Sono stata in silenzio a guardare tramontare il sole su Bagan, seduta in cima ad un tempio circondata da centinaia di persone. Il brusio era diventato un rumore di sottofondo di uno spettacolo di natura che si fonde con anima e uomo che è paragonabile solo all’alba in solitaria al Bayon.

Sono cose che ti restano quelle. Per sempre. Più di qualsiasi borsa alla moda, o vestito che credi possa starti alla perfezione.

I sorrisi stanno alla perfezione addosso alle persone, quelli che nascono spontanei nelle labbra di chi ricorda cose come la mia Birmania.

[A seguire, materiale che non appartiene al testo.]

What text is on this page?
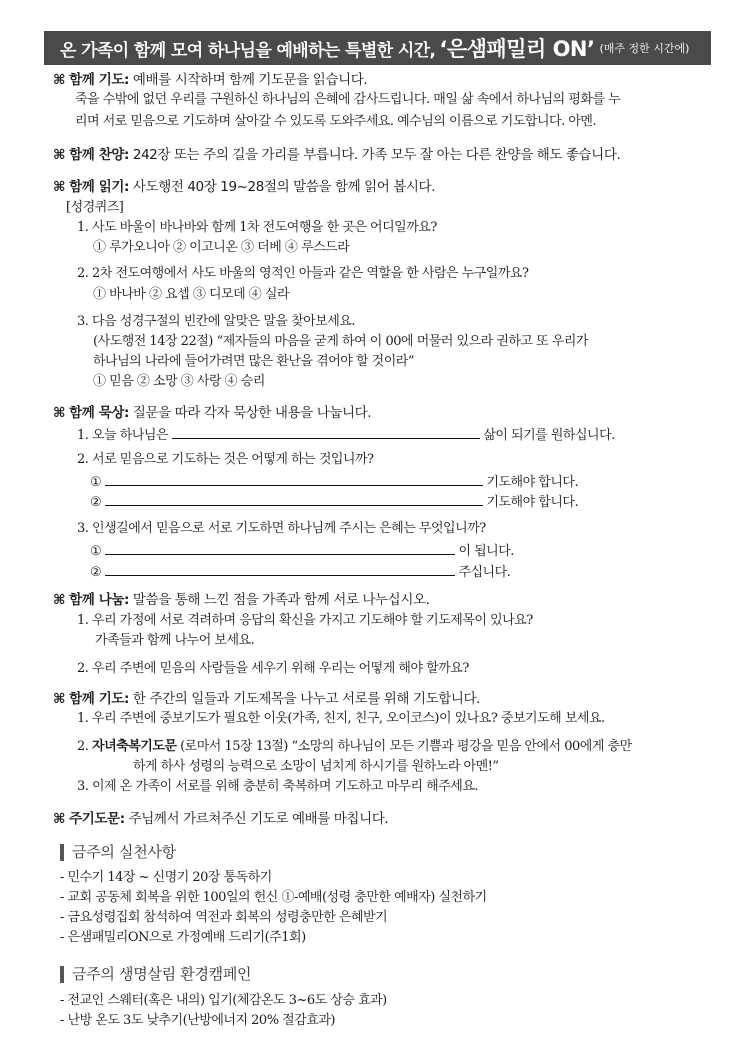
온 가족이 함께 모여 하나님을 예배하는 특별한 시간, ‘은샘패밀리 ON’ (매주 정한 시간에)
⌘ 함께 기도: 예배를 시작하며 함께 기도문을 읽습니다.
죽을 수밖에 없던 우리를 구원하신 하나님의 은혜에 감사드립니다. 매일 삶 속에서 하나님의 평화를 누
리며 서로 믿음으로 기도하며 살아갈 수 있도록 도와주세요. 예수님의 이름으로 기도합니다. 아멘.
⌘ 함께 찬양: 242장 또는 주의 길을 가리를 부릅니다. 가족 모두 잘 아는 다른 찬양을 해도 좋습니다.
⌘ 함께 읽기: 사도행전 40장 19~28절의 말씀을 함께 읽어 봅시다.
[성경퀴즈]
1. 사도 바울이 바나바와 함께 1차 전도여행을 한 곳은 어디일까요?
① 루가오니아 ② 이고니온 ③ 더베 ④ 루스드라
2. 2차 전도여행에서 사도 바울의 영적인 아들과 같은 역할을 한 사람은 누구일까요?
① 바나바 ② 요셉 ③ 디모데 ④ 실라
3. 다음 성경구절의 빈칸에 알맞은 말을 찾아보세요.
(사도행전 14장 22절) “제자들의 마음을 굳게 하여 이 00에 머물러 있으라 권하고 또 우리가
하나님의 나라에 들어가려면 많은 환난을 겪어야 할 것이라”
① 믿음 ② 소망 ③ 사랑 ④ 승리
⌘ 함께 묵상: 질문을 따라 각자 묵상한 내용을 나눕니다.
1. 오늘 하나님은	삶이 되기를 원하십니다.
2. 서로 믿음으로 기도하는 것은 어떻게 하는 것입니까?
①	기도해야 합니다.
②	기도해야 합니다.
3. 인생길에서 믿음으로 서로 기도하면 하나님께 주시는 은혜는 무엇입니까?
①	이 됩니다.
②	주십니다.
⌘ 함께 나눔: 말씀을 통해 느낀 점을 가족과 함께 서로 나누십시오.
1. 우리 가정에 서로 격려하며 응답의 확신을 가지고 기도해야 할 기도제목이 있나요?
가족들과 함께 나누어 보세요.
2. 우리 주변에 믿음의 사람들을 세우기 위해 우리는 어떻게 해야 할까요?
⌘ 함께 기도: 한 주간의 일들과 기도제목을 나누고 서로를 위해 기도합니다.
1. 우리 주변에 중보기도가 필요한 이웃(가족, 친지, 친구, 오이코스)이 있나요? 중보기도해 보세요.
2. 자녀축복기도문 (로마서 15장 13절) “소망의 하나님이 모든 기쁨과 평강을 믿음 안에서 00에게 충만
하게 하사 성령의 능력으로 소망이 넘치게 하시기를 원하노라 아멘!”
3. 이제 온 가족이 서로를 위해 충분히 축복하며 기도하고 마무리 해주세요.
⌘ 주기도문: 주님께서 가르쳐주신 기도로 예배를 마칩니다.
금주의 실천사항
- 민수기 14장 ~ 신명기 20장 통독하기
- 교회 공동체 회복을 위한 100일의 헌신 ①-예배(성령 충만한 예배자) 실천하기
- 금요성령집회 참석하여 역전과 회복의 성령충만한 은혜받기
- 은샘패밀리ON으로 가정예배 드리기(주1회)
금주의 생명살림 환경캠페인
- 전교인 스웨터(혹은 내의) 입기(체감온도 3~6도 상승 효과)
- 난방 온도 3도 낮추기(난방에너지 20% 절감효과)
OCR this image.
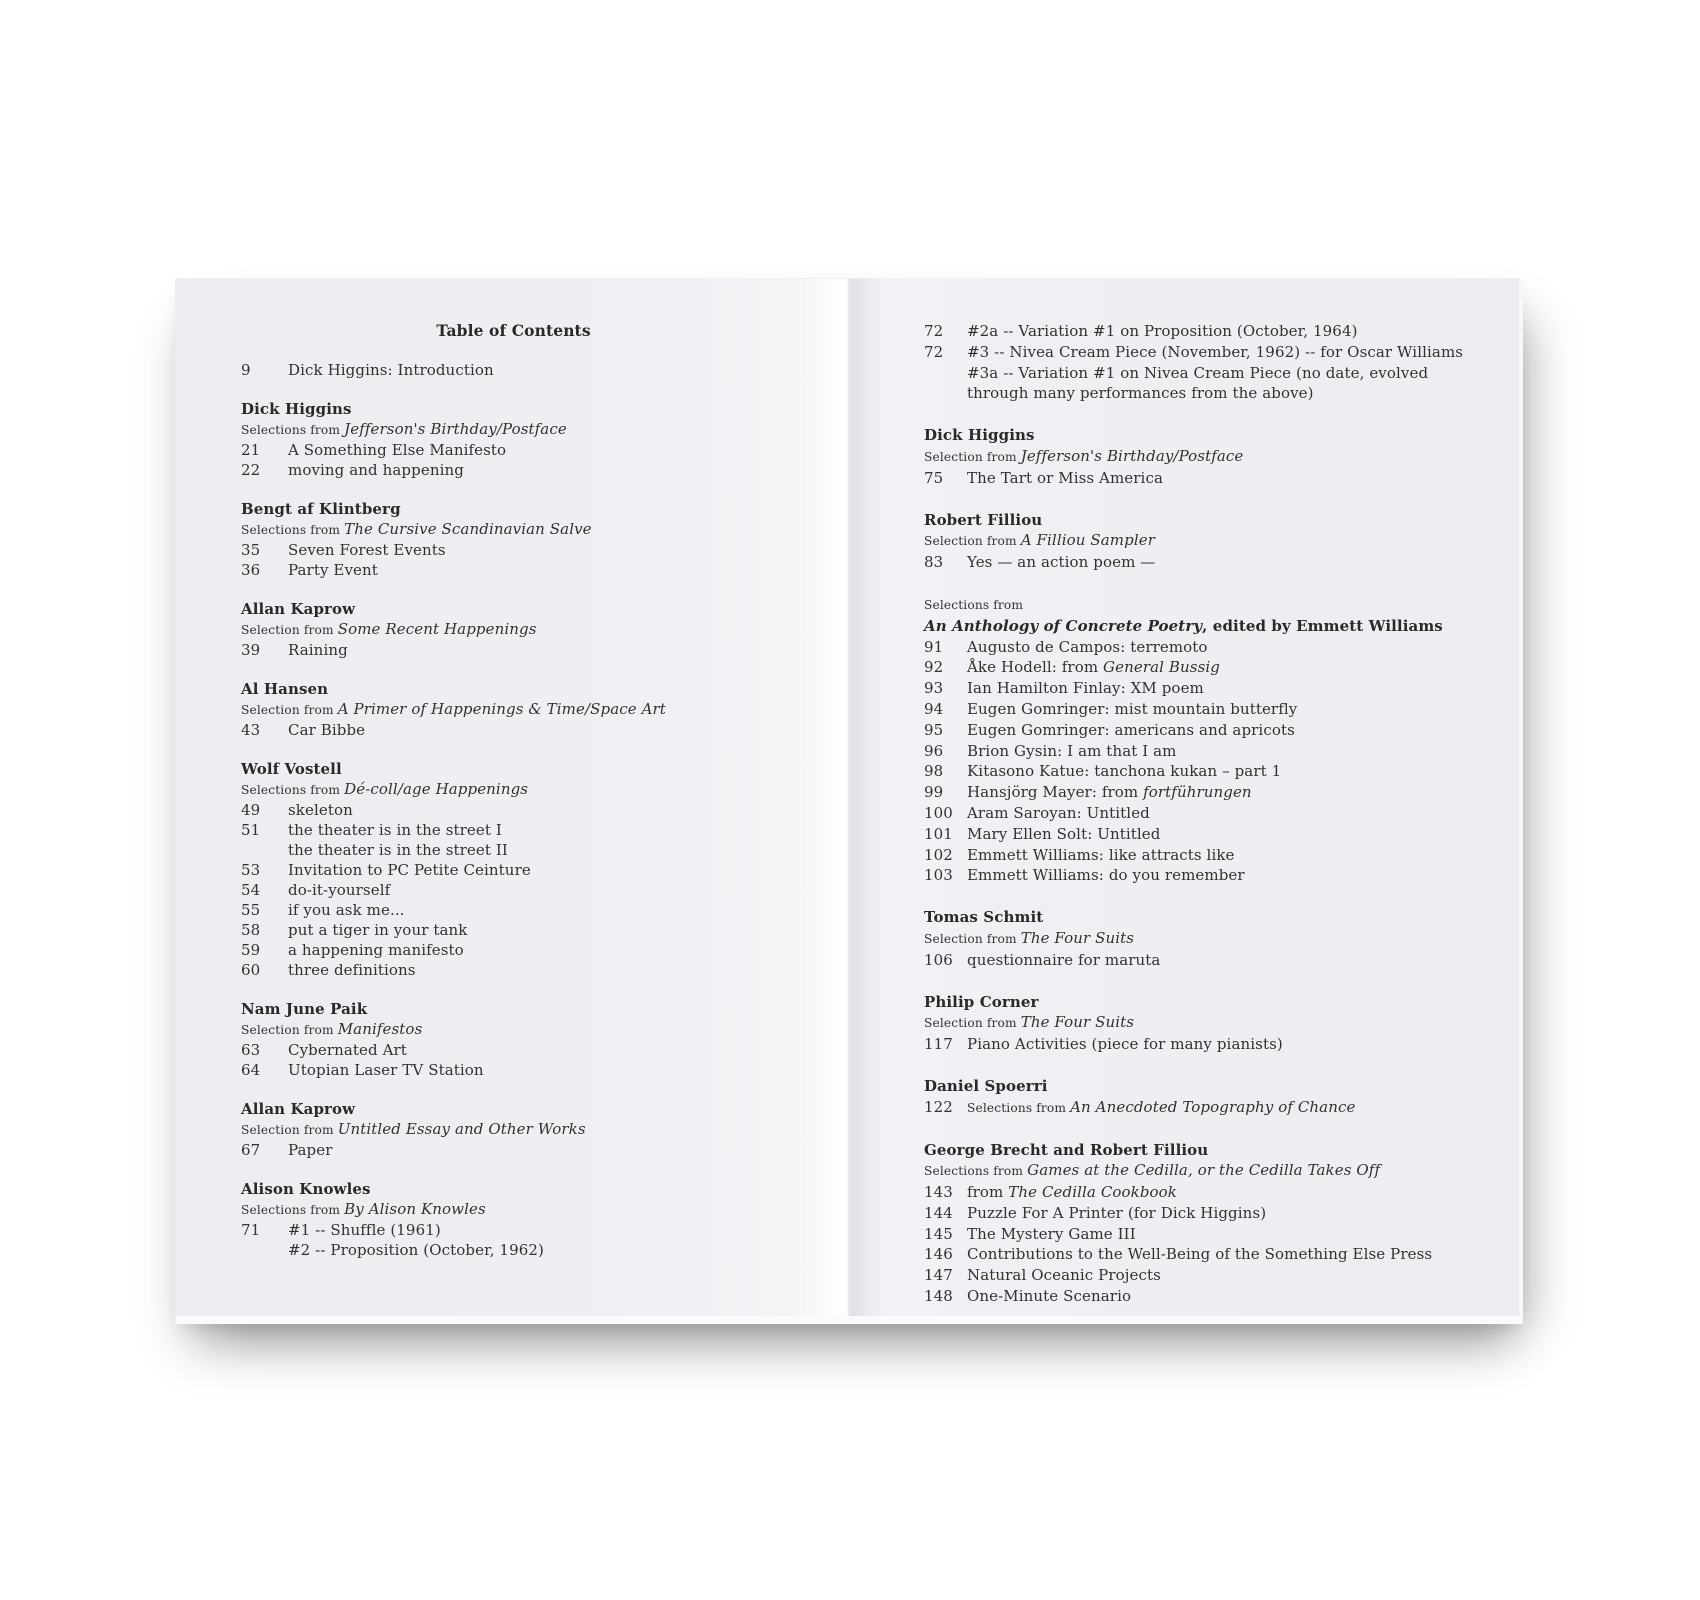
Table of Contents
9	Dick Higgins: Introduction
Dick Higgins
Selections from Jefferson's Birthday/Postface
21	A Something Else Manifesto
22	moving and happening
Bengt af Klintberg
Selections from The Cursive Scandinavian Salve
35	Seven Forest Events
36	Party Event
Allan Kaprow
Selection from Some Recent Happenings
39	Raining
Al Hansen
Selection from A Primer of Happenings & Time/Space Art
43	Car Bibbe
Wolf Vostell
Selections from Dé-coll/age Happenings
49	skeleton
51	the theater is in the street I
the theater is in the street II
53	Invitation to PC Petite Ceinture
54	do-it-yourself
55	if you ask me...
58	put a tiger in your tank
59	a happening manifesto
60	three definitions
Nam June Paik
Selection from Manifestos
63	Cybernated Art
64	Utopian Laser TV Station
Allan Kaprow
Selection from Untitled Essay and Other Works
67	Paper
Alison Knowles
Selections from By Alison Knowles
71	#1 -- Shuffle (1961)
#2 -- Proposition (October, 1962)
72	#2a -- Variation #1 on Proposition (October, 1964)
72	#3 -- Nivea Cream Piece (November, 1962) -- for Oscar Williams
#3a -- Variation #1 on Nivea Cream Piece (no date, evolved
through many performances from the above)
Dick Higgins
Selection from Jefferson's Birthday/Postface
75	The Tart or Miss America
Robert Filliou
Selection from A Filliou Sampler
83	Yes — an action poem —
Selections from
An Anthology of Concrete Poetry, edited by Emmett Williams
91	Augusto de Campos: terremoto
92	Åke Hodell: from General Bussig
93	Ian Hamilton Finlay: XM poem
94	Eugen Gomringer: mist mountain butterfly
95	Eugen Gomringer: americans and apricots
96	Brion Gysin: I am that I am
98	Kitasono Katue: tanchona kukan – part 1
99	Hansjörg Mayer: from fortführungen
100 Aram Saroyan: Untitled
101 Mary Ellen Solt: Untitled
102 Emmett Williams: like attracts like
103 Emmett Williams: do you remember
Tomas Schmit
Selection from The Four Suits
106 questionnaire for maruta
Philip Corner
Selection from The Four Suits
117 Piano Activities (piece for many pianists)
Daniel Spoerri
122	Selections from An Anecdoted Topography of Chance
George Brecht and Robert Filliou
Selections from Games at the Cedilla, or the Cedilla Takes Off
143 from The Cedilla Cookbook
144 Puzzle For A Printer (for Dick Higgins)
145 The Mystery Game III
146 Contributions to the Well-Being of the Something Else Press
147 Natural Oceanic Projects
148 One-Minute Scenario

E’ bellissima. E’ fuori dal tempo ma già sfregiata da un turismo ignorante, da bus che arrivano consumano e vanno, da persone che non si sono poste il dubbio se andare o meno.

C’è polvere, ovunque. Ma la gente è accogliente, alcuni fin troppo.

Mi brucia l’anima a ripensarci perchè sento scorrere quei giorni nelle vene, come se si fossero bloccati da qualche parte fino a stasera e avessero ricominciato a scaldarmi l’anima, a far parte di me.

Ho un ricordo, il più bello del viaggio che sono felice sia stato ripreso da Gianni.

Io seduta nella casa della ragazza che ci faceva vedere il suo villaggio a Bagan, lei mi trucca con la tradizionale polvere di Thanakha , mi ripete più volte “don’t smile!”, le scappa da ridere perchè io ci provo ma non ci riesco, ho il sorriso stampato e non riesco a levarmelo quasi neanche per il tempo del trucco.

Neanche ora.

Non adesso, non ora che ho la Mia Birmania tra le mani.